While Hubbell is concentrating on residential developments that give residents a spectacular views of blooming wildflowers and other natural features, Growing Green Communities is talking with big-box retailers whose parking lots shed stormwater faster than storm-sewer systems can handle it. “We want Target, Wal-Mart and those facilities with big parking lots to break them up with natural drainage structures,” Hadden said. “It will make them look nicer, and it’s better for water quality.
Green sod doesn’t yield the same results, he said. “Our grass surfaces can’t absorb near the water as natural prairies and prairie grasses, which have root systems five, 15 and 20 feet down. There’s a big difference in the absorption capacity.”
The Growing Green Communities concept allows engineers to use the design techniques of today while incorporating natural systems in stormwater management plans, he said.

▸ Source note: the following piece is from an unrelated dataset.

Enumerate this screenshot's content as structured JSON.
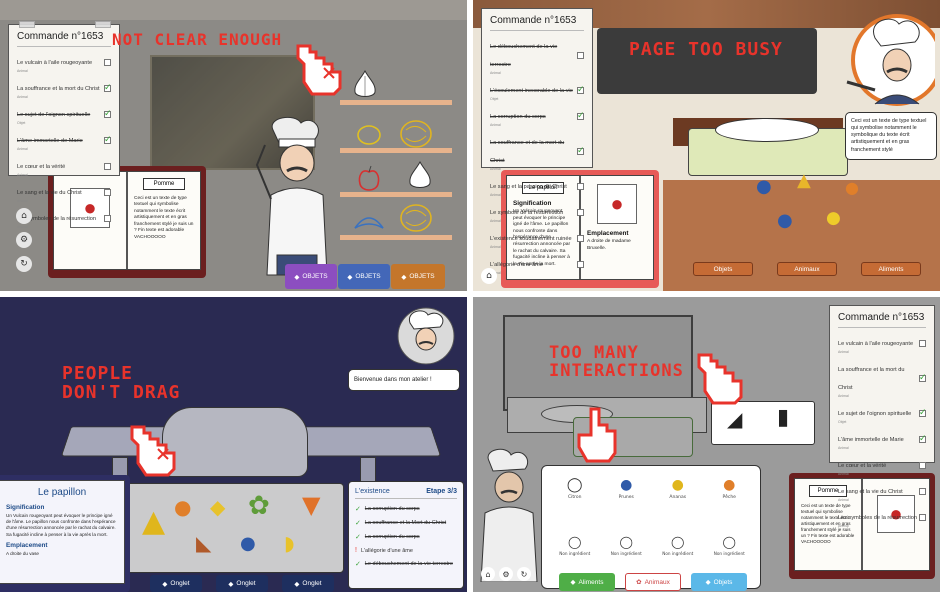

Hadden said Growing Green Communities will continue to work to develop more collaboration among the metro area’s local governments, conservation groups, developers and landowners. Its goals through 2008 include:
• Over the next three years, increase by 10 percent the number of residents and businesses looking at natural resource protection as an investment in their quality of life, using Metro Waste Authority’s residential survey to measure success. • Over the next three years, increase awareness of issues surrounding illegal dumping, again using the residential survey to measure results. • Make Greater Des Moines a recognized leader nationally in low-impact design principles, wise resource use, and resident and worker involvement in conservation. • Increase participation in water-quality monitoring in Greater Des Moines with results measured by evidence of reduced sediment and nutrient runoff. • Reduce sediment, nutrient and pesticide loading at Camp Creek by 10 percent by 2007. • Reduce the cost of illegal dumping cleanup by 5 percent by 2006 in the Central Iowa region served by Metro Waste Authority. • Besides Hadden, board members of Growing Green Communities are mark Ackelson of the Iowa Natural Heritage Foundation, G. David Hurd of the Iowa Environmental Council, Tracy LeMar of Barker LeMar Environmental Engineering and Pat Boddy of the Polk County Conservation Board. Tina Mowry of Mowry Strategies Inc. is the project manager.